The other common query is, when will the cars race?
“The primary target has always been a summer series, which would mean next December/January [2017/18],” says Lambden. “But we want to have two or three one-off events, from about the middle of next year, to get people who want to run the car together.”
A step in that process starts this weekend at SMP, which seems to be the perfect venue for the car to impress. The success or otherwise of any motor racing category is how they are embraced by the people who matter – the prospective drivers and car owners. So far, the feedback has been largely positive – but customers have not been asked to commit yet.
Now, they will be. The signs are good and the sound of Thunder is getting closer. Can you hear it?
Only one man has driven a Formula Thunder. AA asked current F3 champion Tim Macrow for his initial impressions.

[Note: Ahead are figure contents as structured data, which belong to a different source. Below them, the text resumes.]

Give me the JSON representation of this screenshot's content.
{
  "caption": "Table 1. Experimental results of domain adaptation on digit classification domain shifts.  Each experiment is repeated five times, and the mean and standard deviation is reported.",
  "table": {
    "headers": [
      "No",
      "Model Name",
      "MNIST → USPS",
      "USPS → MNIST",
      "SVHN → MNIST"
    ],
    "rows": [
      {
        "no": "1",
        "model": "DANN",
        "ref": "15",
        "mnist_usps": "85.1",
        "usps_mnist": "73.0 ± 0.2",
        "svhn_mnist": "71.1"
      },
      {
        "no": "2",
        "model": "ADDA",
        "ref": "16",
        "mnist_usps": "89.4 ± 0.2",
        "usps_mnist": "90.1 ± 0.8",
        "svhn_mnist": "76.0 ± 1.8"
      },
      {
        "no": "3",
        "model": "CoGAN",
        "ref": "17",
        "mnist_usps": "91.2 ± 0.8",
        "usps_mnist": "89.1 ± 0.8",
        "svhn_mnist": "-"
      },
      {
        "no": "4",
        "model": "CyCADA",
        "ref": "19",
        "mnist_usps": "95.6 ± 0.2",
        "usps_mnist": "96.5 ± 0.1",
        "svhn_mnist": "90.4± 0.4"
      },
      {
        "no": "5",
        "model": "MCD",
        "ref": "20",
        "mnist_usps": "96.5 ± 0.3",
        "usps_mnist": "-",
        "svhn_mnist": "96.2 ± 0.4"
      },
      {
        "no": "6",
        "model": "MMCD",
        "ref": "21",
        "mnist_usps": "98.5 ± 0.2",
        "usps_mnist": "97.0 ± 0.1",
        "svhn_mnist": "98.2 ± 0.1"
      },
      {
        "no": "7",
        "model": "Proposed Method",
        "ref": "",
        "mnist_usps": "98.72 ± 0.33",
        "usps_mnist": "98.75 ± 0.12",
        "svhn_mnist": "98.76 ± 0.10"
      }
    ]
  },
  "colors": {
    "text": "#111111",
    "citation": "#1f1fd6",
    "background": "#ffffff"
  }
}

“Straight out of the box, the car has been absolutely bulletproof. That actually allowed us to do some set-up work.
“The gearbox has been great. Great gearchanges, the brakes are fantastic and everything works. It will move around a bit, and there is plenty of horsepower. It will be a bunch of fun to race.
“It has pretty good balance, right out of the gate. It has enough downforce to give people confidence in the car but little enough so people will be able to race nice and close. There is still a lot of set-up work to do and we will improve the car out of sight once we get a proper set-up from testing.
“It’s probably a bit closer to a Formula Atlantic that I drove in America. That was a ‘tunnel’ car and this is essentially a ‘tunnel’ car as well. This is a bit bigger and it has a fair bit more horsepower. It has something in common with a Sabre-Buick, a 1990 IndyCar that I drove. In a way, it’s like that – big power, big wheels and tyres. I can’t wait to go somewhere like Phillip Island and stretch its legs a bit.
“The engine was so smooth – that is what struck me. If you push it hard enough you can lay down liquorice strips pretty easily but the power is really smooth and it sounds awesome. Apparently they could hear it in Benalla! It is exactly what Chris was looking for in the sound department.
“It is something to aspire to. All the open-wheeler categories in Australia are ‘junior’ categories, for developing drivers. I am hopeful that this might be an aim for a few people. Hopefully people will buy the car and enjoy racing it.
“After doing the initial testing, I would love to race one!”